Lessons From 10 of AI-Driven Idea Spikes
In late 2025, I ran a personal experiment as part of my 10-week goals: build a different idea every week. I started calling these Idea Spikes—a fixed amount of time allocated to create something, not to perfect it, but to learn as much as possible.
One week sounded reasonable. In practice, most spikes took between four and ten hours of real work.
These were not intended to be production-ready products. The point was to reduce friction, increase throughput, and understand how modern AI tools change the mechanics of product development. I wanted to see where the bottlenecks actually moved.
A Workflow That Stabilized
Over time, the process settled into something repeatable:
I started with pen and paper, diagramming the idea without tools. This forced me to confront the shape of the thing before naming it.
Next, I talked the idea out loud with an AI. I found that conversational tools worked best here. Speaking forced clarity in a way typing didn’t.
I exported the transcript and fed it into another AI to summarize the product and extract user stories. From there, I converted it into a lightweight product spec in Markdown.
That spec lived in a /docs folder inside a fresh GitHub repository. From there, I used an AI to implement directly from the documentation.
I pulled the code locally and reviewed it using an editor, then iterated between tools to refine functionality, remove unnecessary features, and adjust structure. If the project was a web app, I deployed it to the cloud.
What surprised me was not that this worked—but how little variance there was once the loop stabilized.
Tools as Metaphors
At this point, I think of these tools less as software and more as machines.
Claude Code behaves like a 3D printer for software.
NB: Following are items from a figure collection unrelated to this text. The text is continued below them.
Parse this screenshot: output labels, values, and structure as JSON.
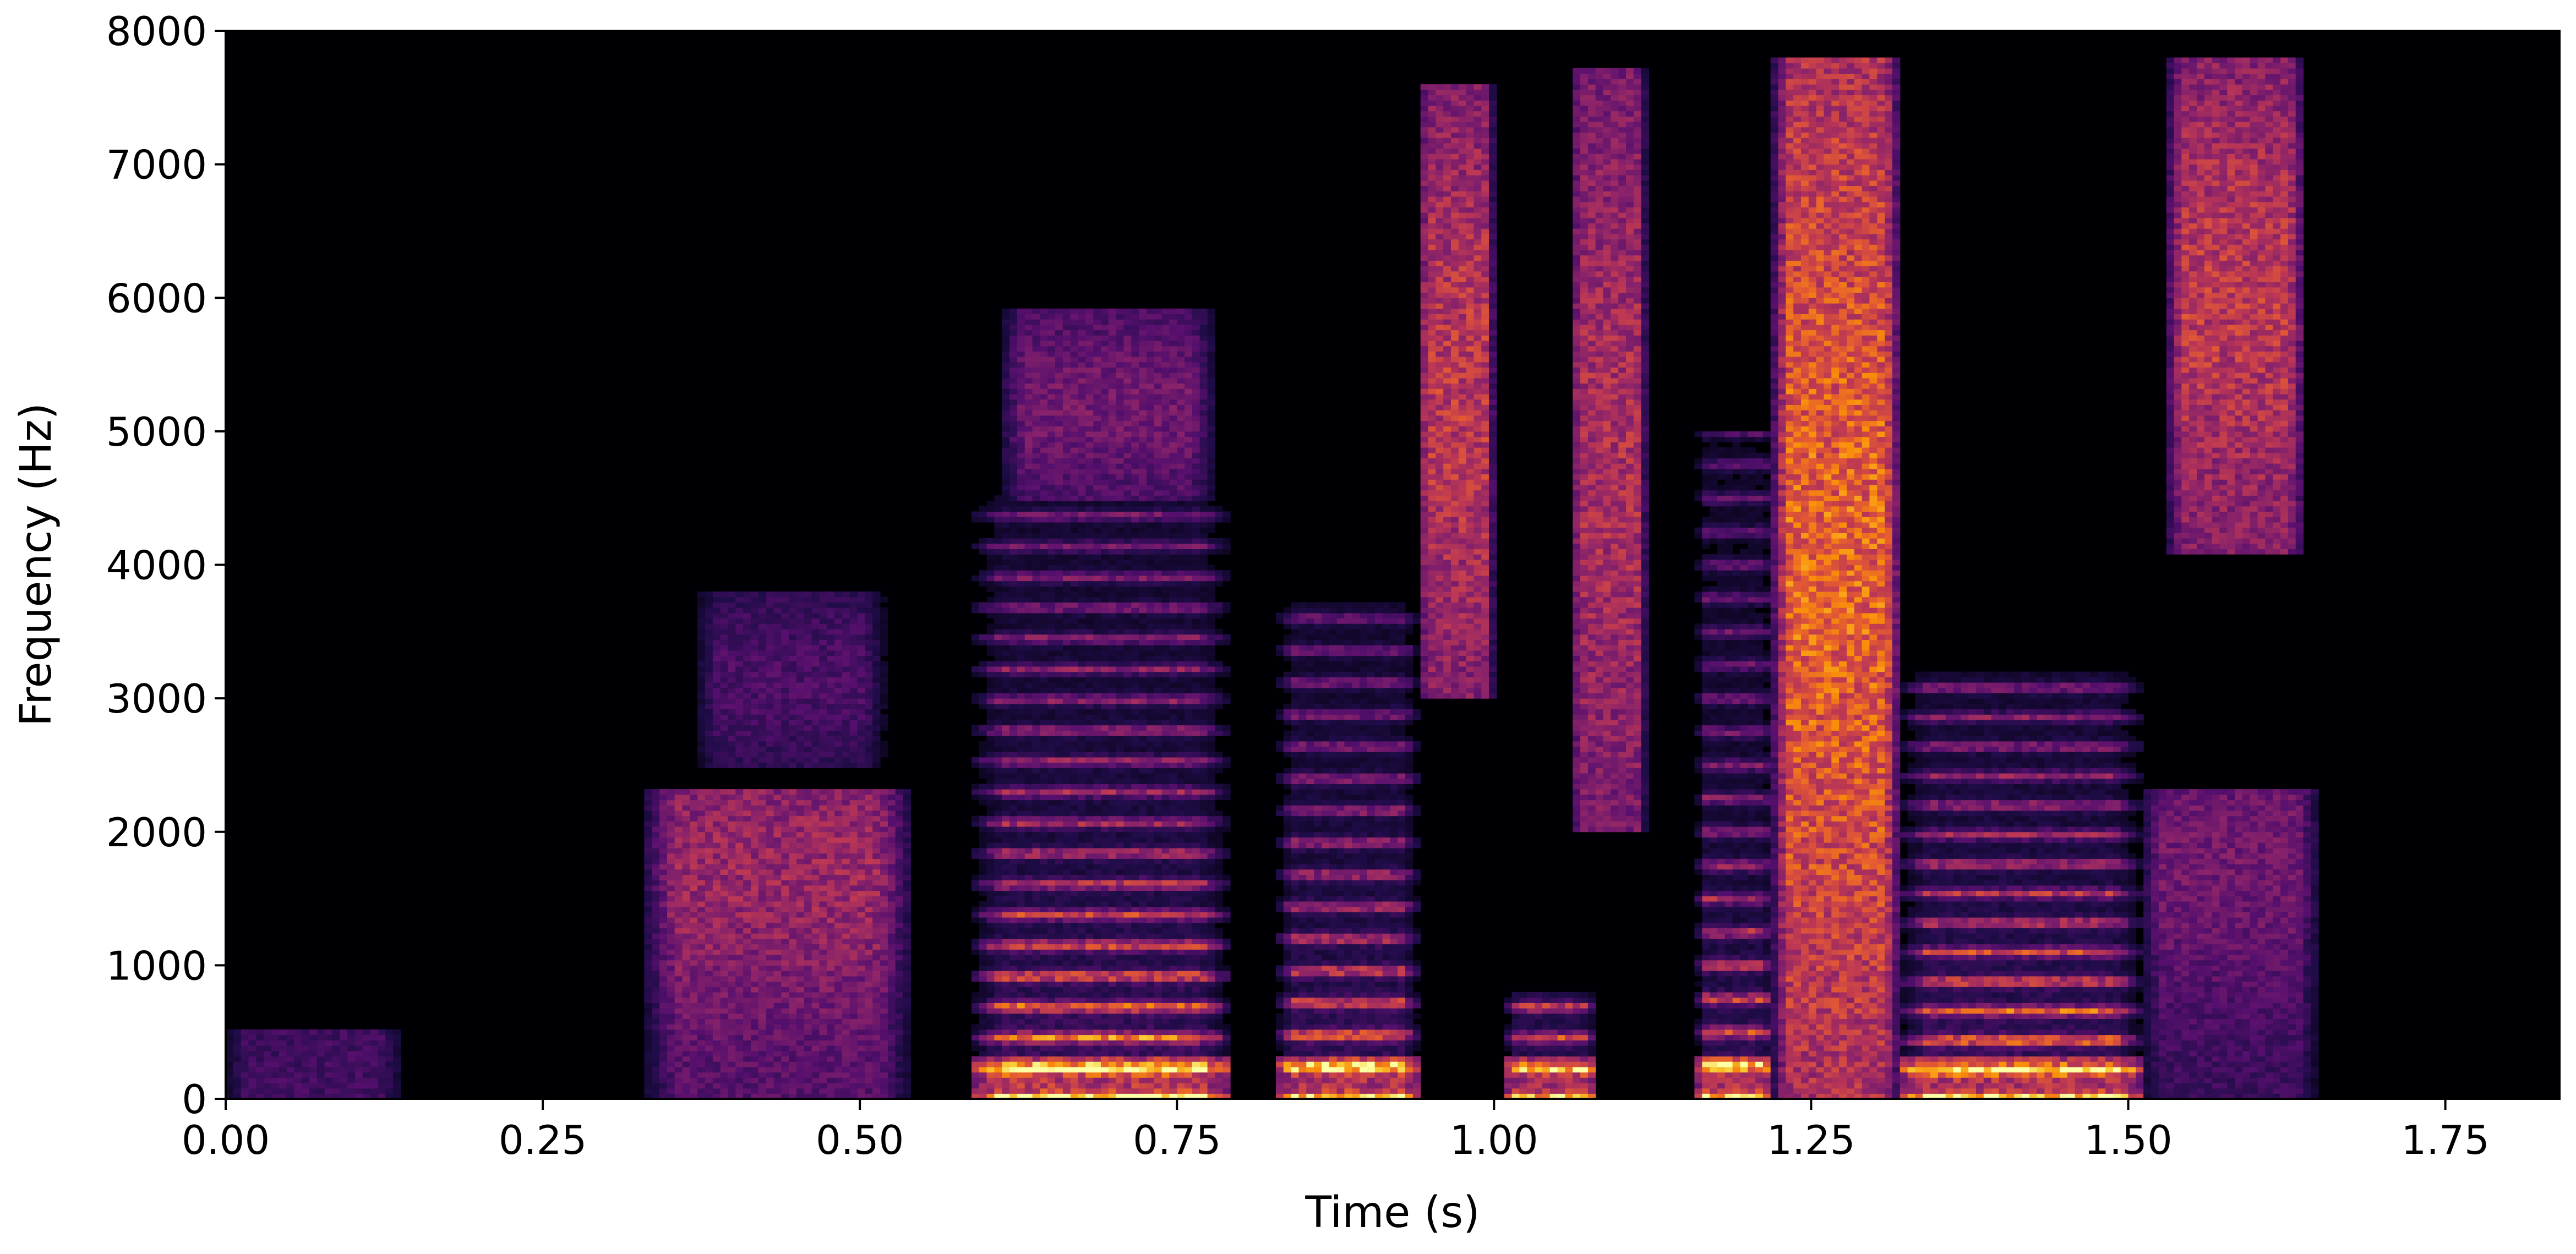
{
  "chart_data": {
    "type": "heatmap",
    "title": "",
    "xlabel": "Time (s)",
    "ylabel": "Frequency (Hz)",
    "xlim": [
      0,
      1.84
    ],
    "ylim": [
      0,
      8000
    ],
    "x_ticks": [
      0.0,
      0.25,
      0.5,
      0.75,
      1.0,
      1.25,
      1.5,
      1.75
    ],
    "x_tick_labels": [
      "0.00",
      "0.25",
      "0.50",
      "0.75",
      "1.00",
      "1.25",
      "1.50",
      "1.75"
    ],
    "y_ticks": [
      0,
      1000,
      2000,
      3000,
      4000,
      5000,
      6000,
      7000,
      8000
    ],
    "y_tick_labels": [
      "0",
      "1000",
      "2000",
      "3000",
      "4000",
      "5000",
      "6000",
      "7000",
      "8000"
    ],
    "colormap": "inferno",
    "background_color": "#000004",
    "grid": false,
    "segments": [
      {
        "t_start": 0.0,
        "t_end": 0.14,
        "f_max": 500,
        "kind": "noise",
        "intensity": 0.22
      },
      {
        "t_start": 0.33,
        "t_end": 0.54,
        "f_max": 2300,
        "kind": "fricative",
        "intensity": 0.45,
        "f_center": 1700
      },
      {
        "t_start": 0.37,
        "t_end": 0.52,
        "f_min": 2500,
        "f_max": 3800,
        "kind": "fricative",
        "intensity": 0.25
      },
      {
        "t_start": 0.59,
        "t_end": 0.79,
        "f_max": 4500,
        "kind": "voiced",
        "intensity": 0.95,
        "f0": 230
      },
      {
        "t_start": 0.61,
        "t_end": 0.78,
        "f_min": 4500,
        "f_max": 5900,
        "kind": "fricative",
        "intensity": 0.35
      },
      {
        "t_start": 0.83,
        "t_end": 0.94,
        "f_max": 3700,
        "kind": "voiced",
        "intensity": 0.85,
        "f0": 240
      },
      {
        "t_start": 0.94,
        "t_end": 1.0,
        "f_min": 3000,
        "f_max": 7600,
        "kind": "fricative",
        "intensity": 0.55
      },
      {
        "t_start": 1.01,
        "t_end": 1.08,
        "f_max": 800,
        "kind": "voiced",
        "intensity": 0.75,
        "f0": 230
      },
      {
        "t_start": 1.06,
        "t_end": 1.12,
        "f_min": 2000,
        "f_max": 7700,
        "kind": "fricative",
        "intensity": 0.5
      },
      {
        "t_start": 1.16,
        "t_end": 1.22,
        "f_max": 5000,
        "kind": "voiced",
        "intensity": 0.8,
        "f0": 250
      },
      {
        "t_start": 1.22,
        "t_end": 1.32,
        "f_max": 7800,
        "kind": "fricative",
        "intensity": 0.7,
        "f_center": 4000
      },
      {
        "t_start": 1.32,
        "t_end": 1.51,
        "f_max": 3200,
        "kind": "voiced",
        "intensity": 0.9,
        "f0": 220
      },
      {
        "t_start": 1.51,
        "t_end": 1.65,
        "f_max": 2300,
        "kind": "fricative",
        "intensity": 0.35,
        "f_center": 1800
      },
      {
        "t_start": 1.53,
        "t_end": 1.64,
        "f_min": 4100,
        "f_max": 7800,
        "kind": "fricative",
        "intensity": 0.55,
        "f_center": 6000
      }
    ]
  }
}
You give it a task, and five to ten minutes later it produces an entire system: schemas, APIs, UI scaffolding, all of it.
Cursor felt more like a Dremel. I used it to smooth edges, reshape features, and make the larger pieces fit together.
Reviewing the database schema early became a reliable diagnostic. Schema design reveals whether the system actually understands the problem domain.
Speed Changed My Behavior
The most noticeable effect was speed.
AI lowered the cost of exploration enough that holding ideas in my head stopped making sense. It became cheaper to write them down, structure them, build them, and move on.
This unlocked ideas I had been carrying for years—unfinished projects, half-formed thoughts, and unresolved experiments from earlier in my career.
Editing Became the Constraint
Editing was the real bottleneck.
Like a chef in a kitchen, you still have to taste the food. You can delegate the prep, but not the judgment.
The highest-leverage work involved removing features, simplifying language, and aligning output with personal taste and intent. AI made production cheap. Judgment stayed scarce.
Closing Thoughts
AI has shifted the bottleneck in software creation.
Execution is no longer the constraint. Expression, taste, and relevance are.
The tools are cheap and improving rapidly. The differentiator isn’t whether something can be built, but whether it’s worth building—and whether it resonates with anyone else.